Review — THE JOURNEY OF MAX BRAVERMAN by Chris Honore (Colombia)

 


The Journey of Max Braverman
by Chris Honoré (Colombia 1967-69)
Independent Publishing
424 pages
January 2018
$16.oo (paperback

Reviewed by David Arnold (Ethiopia 1964-66)

If a novel can be a re-imagined life of an observant writer, which would be more difficult for one of us whose published work is reviewed in The Peace Corps Worldwide blog: the characters and events that we recall from a long-ago life in Colombia, or fiction we create from a more familiar American adolescence? The Journey of Max Braverman is the debut novel of freelance writer, journalist and former California high school English teacher Chris Honoré. In his case, Honoré–who served in Colombia in the late 60s and now lives in the small university town of Ashland, Oregon—chose to write about the innocence of teenagers coming of age that eventually encounters the social reality of America’s struggle with White supremacy.

The Journey of Max Braverman is really the story of two summertime journeys. One journey is Max’s journey in a small California town in the 60s or 70s, a summer’s life that serves as the start and the finish of the book. The other journey is that of an elderly sage, Amos, who runs the town’s local junkyard and offers Max a remarkably similar but unfinished tale of social awakening that occurred generations before in a small town in Georgia’s lowlands where teenaged love overcame greater odds.

The novel is constructed as three chapters, each with a leading character in Max’s summer: Jordie, Amos, and Tia.  Chapter one is a clearly constructed and well-written narrative of Max’s life alongside his charming and beloved little brother, Jordie, and a good buddy by the name of Marty. Jordie is the illuminated star of the chapter narrated by big brother Max.

Their journey together is presented with all of the superlative expression of young boys who glory in their own daily adventures. It’s a life of 1960s nostalgia circumscribed by bicycles, baseball, comics books, and the caped heroes and lurking monsters of the movies that come to The Vista Theater. The chapter ends with a tragedy that for Max ends his California summer when, in the third chapter he meets the beautiful Tia. This first-time romance braves its way through the first days as the couple’s freshmen year among the Broncos of Watson High. There they are faced with more caste-like White supremacy. It’s a more subtle, contemporary discrimination than the Georgia variety but with a flexible yet resolute West Coast feel to it.

Honoré has inserted the Georgia summer of Amos, the local junkyard man in this California town, as a bridge between Max’s tragedy and his third-chapter romance with what I believe is the better-told story. Amos’ remembered story has a remarkable resemblance to Max’s own journey and offers Max a possible way forward in the final chapter. Of these two journeys into love within a White-Black world, I find the chapter told by Amos to me more vividly told. It has a certain rhythm and mystery to it, and it presents a clearer picture of the social divide of a Southern town, complete with physical drama and the geographic clarity of the Jim Crow-era conflict, a literal and a figurative crossing of a river that divides.
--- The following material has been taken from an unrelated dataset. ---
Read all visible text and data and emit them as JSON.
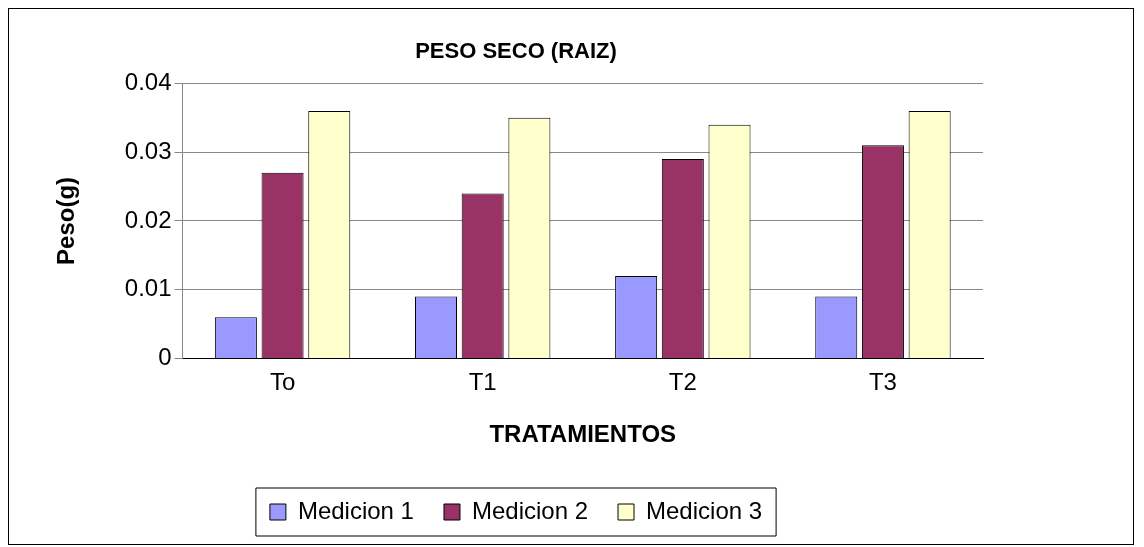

Throughout the book, Honoré chooses words well to picture both people and places. He also treats the reader with plenty of closely-watched detail, such as the way Jordie holds his glove to his hip as he ambles to center field, the ice-like sensation of Amos plunging deep into the pop cooler to pull out a chilly glass bottle of grape Nehi, and a description of a slow-moving river “so wide you couldn’t hit the other side with a hard-thrown rock.” The words of this author make both journeys well worth the reading.

David Arnold taught in a secondary school in Ethiopia from 1964 to 1966 and is retired from a career as a newspaper journalist and magazine editor.